Intellectuals have a certain tendency to look for ideas to identify themselves with. They want to become the idea, and the idea becomes them.
As time goes on, the idea tends to take on more importance than the person himself. The man, if there really was much of one to begin with, shrinks and shrinks, as he feeds more and more blood, to plump up the idea so much that it starts to come to seem real to the man and to others. Why ideas are so thirsty for human blood, I’m not sure, but they do seem fond of how it tastes, much like mosquitoes enjoy the taste.
In the case of an intellectual movement, more and more people come to believe in the concept, and they feed it more and more with their beliefs, energy, and money. They start to carve images for the sake of the idea, if it’s a particularly impressive one. Certain people who feed a lot to the shared notion come to embody some of the numina of the idea, and come to be seen as mediators between the invisible concept and the corporeal reality. In this, the people come to be subordinate to the idea, and what goes on underneath it is much less relevant than the preservation of the belief is.

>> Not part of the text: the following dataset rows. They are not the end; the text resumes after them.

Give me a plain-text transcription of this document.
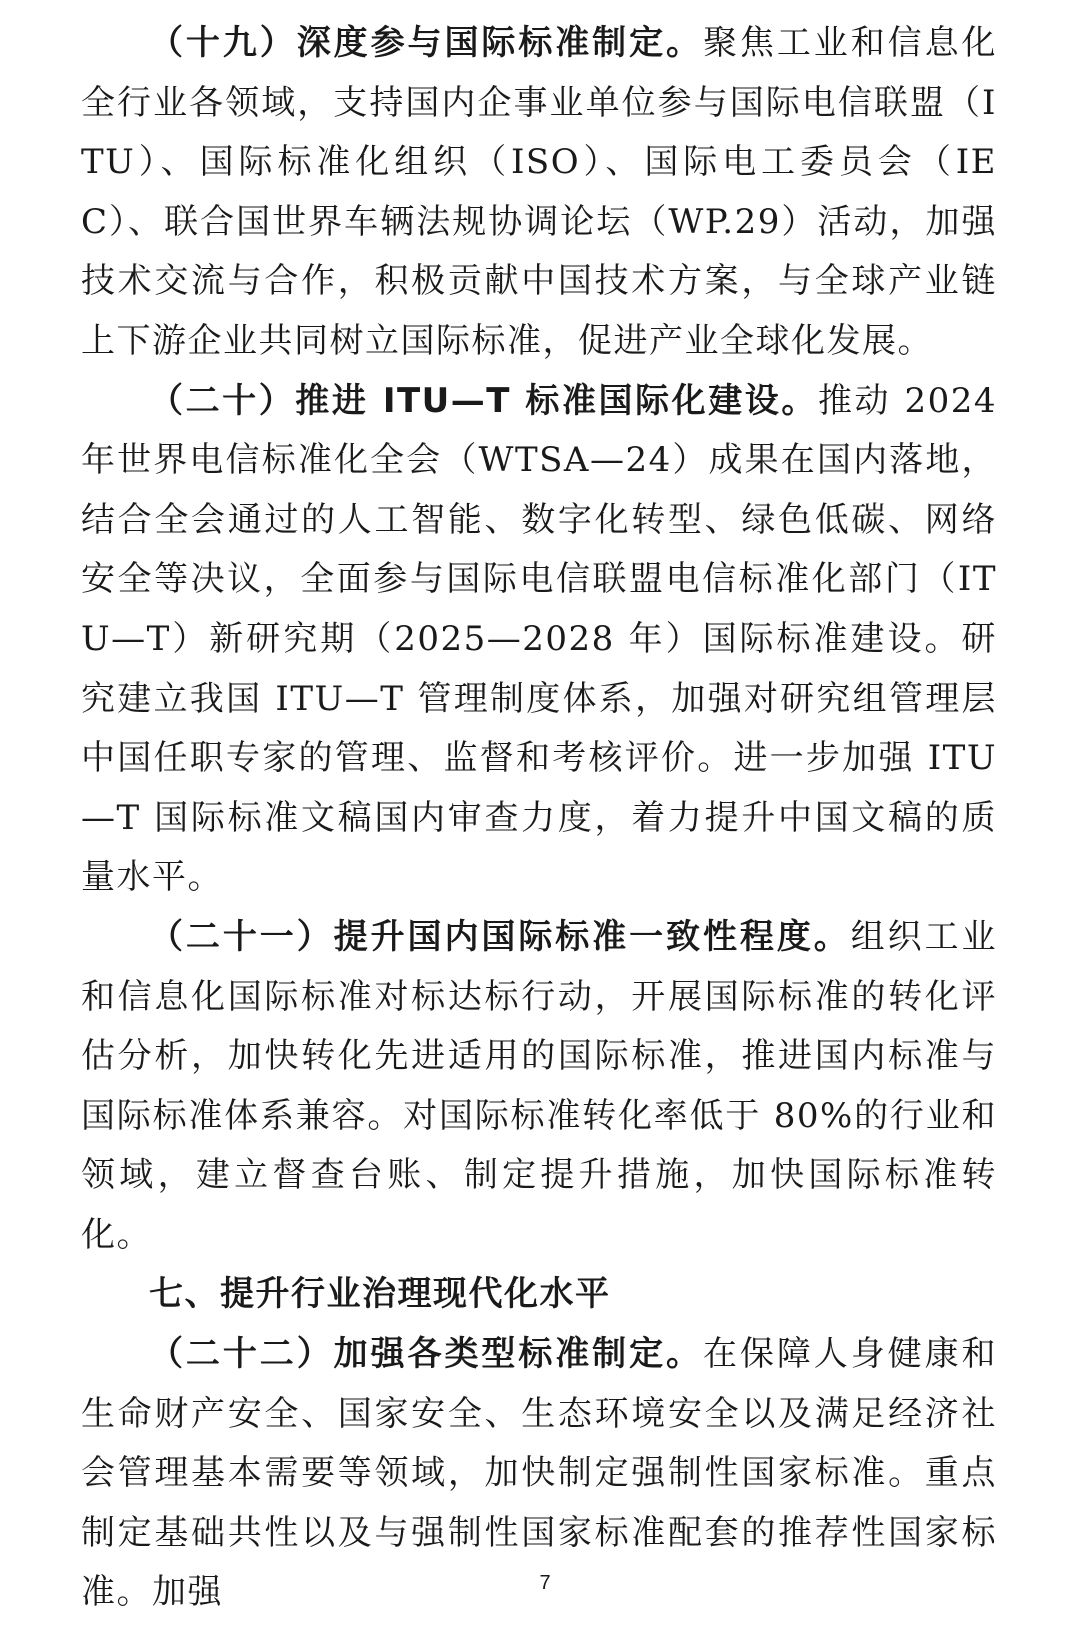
（十九）深度参与国际标准制定。聚焦工业和信息化全行业各领域，支持国内企事业单位参与国际电信联盟（ITU）、国际标准化组织（ISO）、国际电工委员会（IEC）、联合国世界车辆法规协调论坛（WP.29）活动，加强技术交流与合作，积极贡献中国技术方案，与全球产业链上下游企业共同树立国际标准，促进产业全球化发展。

（二十）推进 ITU—T 标准国际化建设。推动 2024 年世界电信标准化全会（WTSA—24）成果在国内落地，结合全会通过的人工智能、数字化转型、绿色低碳、网络安全等决议，全面参与国际电信联盟电信标准化部门（ITU—T）新研究期（2025—2028 年）国际标准建设。研究建立我国 ITU—T 管理制度体系，加强对研究组管理层中国任职专家的管理、监督和考核评价。进一步加强 ITU—T 国际标准文稿国内审查力度，着力提升中国文稿的质量水平。

（二十一）提升国内国际标准一致性程度。组织工业和信息化国际标准对标达标行动，开展国际标准的转化评估分析，加快转化先进适用的国际标准，推进国内标准与国际标准体系兼容。对国际标准转化率低于 80%的行业和领域，建立督查台账、制定提升措施，加快国际标准转化。

七、提升行业治理现代化水平

（二十二）加强各类型标准制定。在保障人身健康和生命财产安全、国家安全、生态环境安全以及满足经济社会管理基本需要等领域，加快制定强制性国家标准。重点制定基础共性以及与强制性国家标准配套的推荐性国家标准。加强	7
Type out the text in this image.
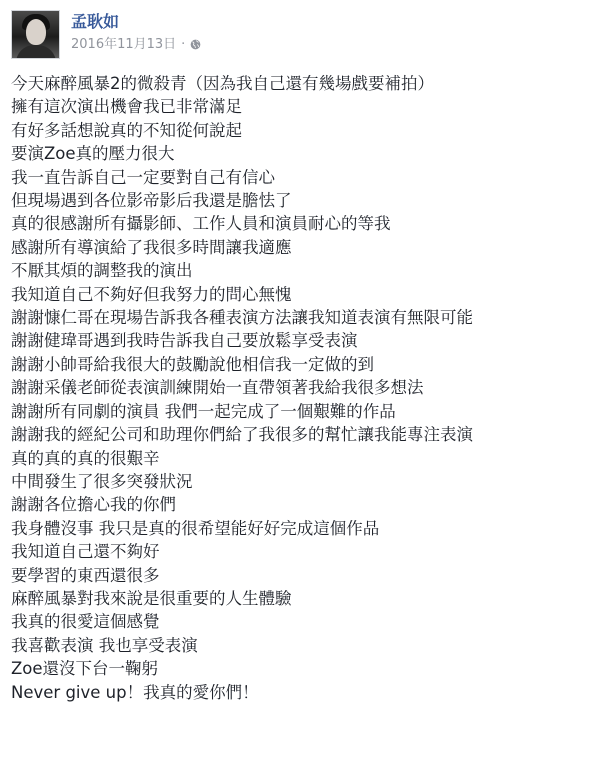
孟耿如
2016年11月13日 ·
今天麻醉風暴2的微殺青（因為我自己還有幾場戲要補拍）
擁有這次演出機會我已非常滿足
有好多話想說真的不知從何說起
要演Zoe真的壓力很大
我一直告訴自己一定要對自己有信心
但現場遇到各位影帝影后我還是膽怯了
真的很感謝所有攝影師、工作人員和演員耐心的等我
感謝所有導演給了我很多時間讓我適應
不厭其煩的調整我的演出
我知道自己不夠好但我努力的問心無愧
謝謝慷仁哥在現場告訴我各種表演方法讓我知道表演有無限可能
謝謝健瑋哥遇到我時告訴我自己要放鬆享受表演
謝謝小帥哥給我很大的鼓勵說他相信我一定做的到
謝謝采儀老師從表演訓練開始一直帶領著我給我很多想法
謝謝所有同劇的演員 我們一起完成了一個艱難的作品
謝謝我的經紀公司和助理你們給了我很多的幫忙讓我能專注表演
真的真的真的很艱辛
中間發生了很多突發狀況
謝謝各位擔心我的你們
我身體沒事 我只是真的很希望能好好完成這個作品
我知道自己還不夠好
要學習的東西還很多
麻醉風暴對我來說是很重要的人生體驗
我真的很愛這個感覺
我喜歡表演 我也享受表演
Zoe還沒下台一鞠躬
Never give up！我真的愛你們！
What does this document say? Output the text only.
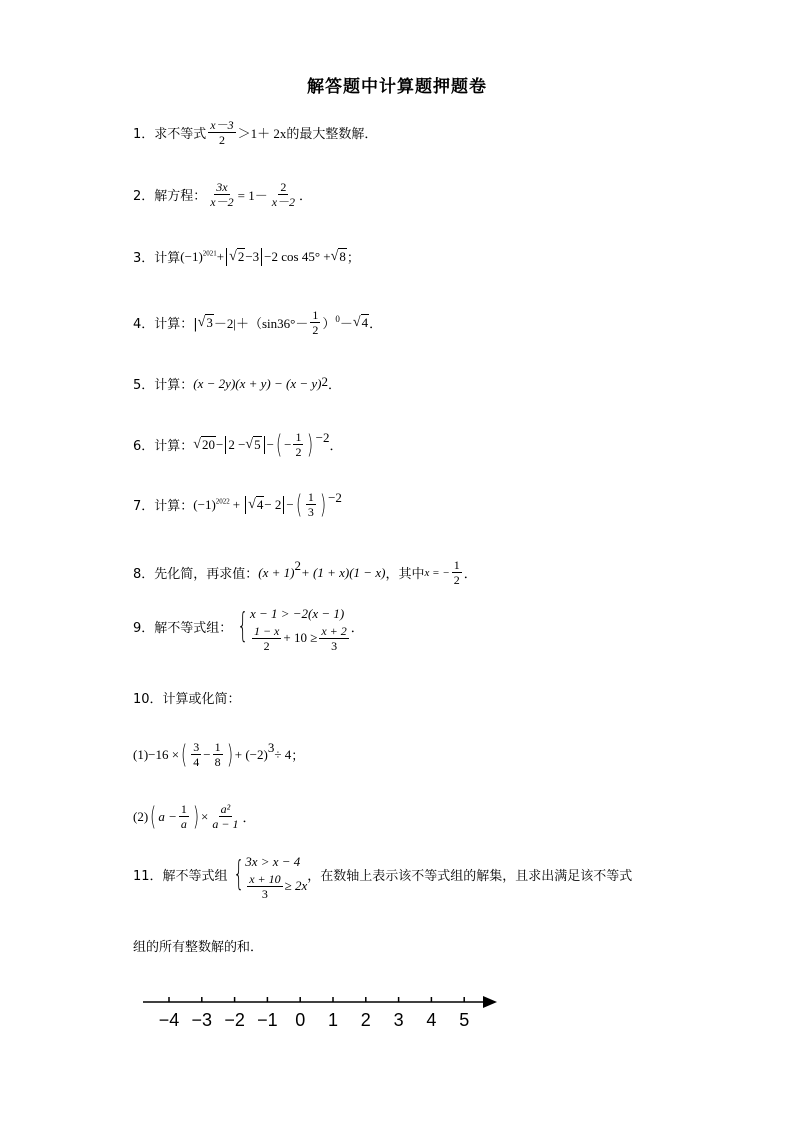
解答题中计算题押题卷
1． 求不等式 $\frac{x-3}{2} >1+ 2x$ 的最大整数解．
2． 解方程： $\frac{3x}{x-2} = 1- \frac{2}{x-2}$ ．
3． 计算 $(-1)^{2021}$ + √ 2 −3 −2 cos 45° + √ 8 ；
4． 计算：| √ $3 -2|+(\sin 36^\circ- \frac{1}{2} )^0$ － √ 4 ．
5． 计算： (x − 2y)(x + y) − (x − y) 2 ．
6． 计算： √ 20 − 2 − √ 5 − ( − $\frac{1}{2}$ ) −2
．
7． 计算： $(-1)^{2022}$ + √ 4 − 2 − ( $\frac{1}{3}$ ) −2
8． 先化简，再求值： (x + 1) 2 + (1 + x)(1 − x) ，其中 x = − $\frac{1}{2}$ ．
9． 解不等式组： { x − 1 > −2(x − 1)
$\frac{1 - x}{2} + 10 \ge \frac{x + 2}{3}$ ．
10． 计算或化简：
(1) −16 × ( $\frac{3}{4} - \frac{1}{8}$ ) + (−2) 3 ÷ 4 ；
(2) ( $a - \frac{1}{a}$ ) × $\frac{\text{a²}}{a - 1}$ ．
11． 解不等式组 { 3x > x − 4
$\frac{x + 10}{3} \ge 2x$
，在数轴上表示该不等式组的解集，且求出满足该不等式
组的所有整数解的和．
−4 −3 −2 −1 0 1 2 3 4 5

When liberals think of religion, they think of god as an idea, rather than an embodied thing, which can be touched and seen. Atheism tends not to be the rejection of abstract concepts, but comes first in the conception of God as an abstract concept, and then the rejection of that particular concept in favor of a different one (like Objectivism or Atheism+).
The conservative way of thinking is a bit different, in that it focuses more on figuring out the right way to live often empirically, rather than on selecting the right idea to feed for how one ought to live. In liberalism, love for the idea comes first. For conservatives, love for the people who are close is the primary thing.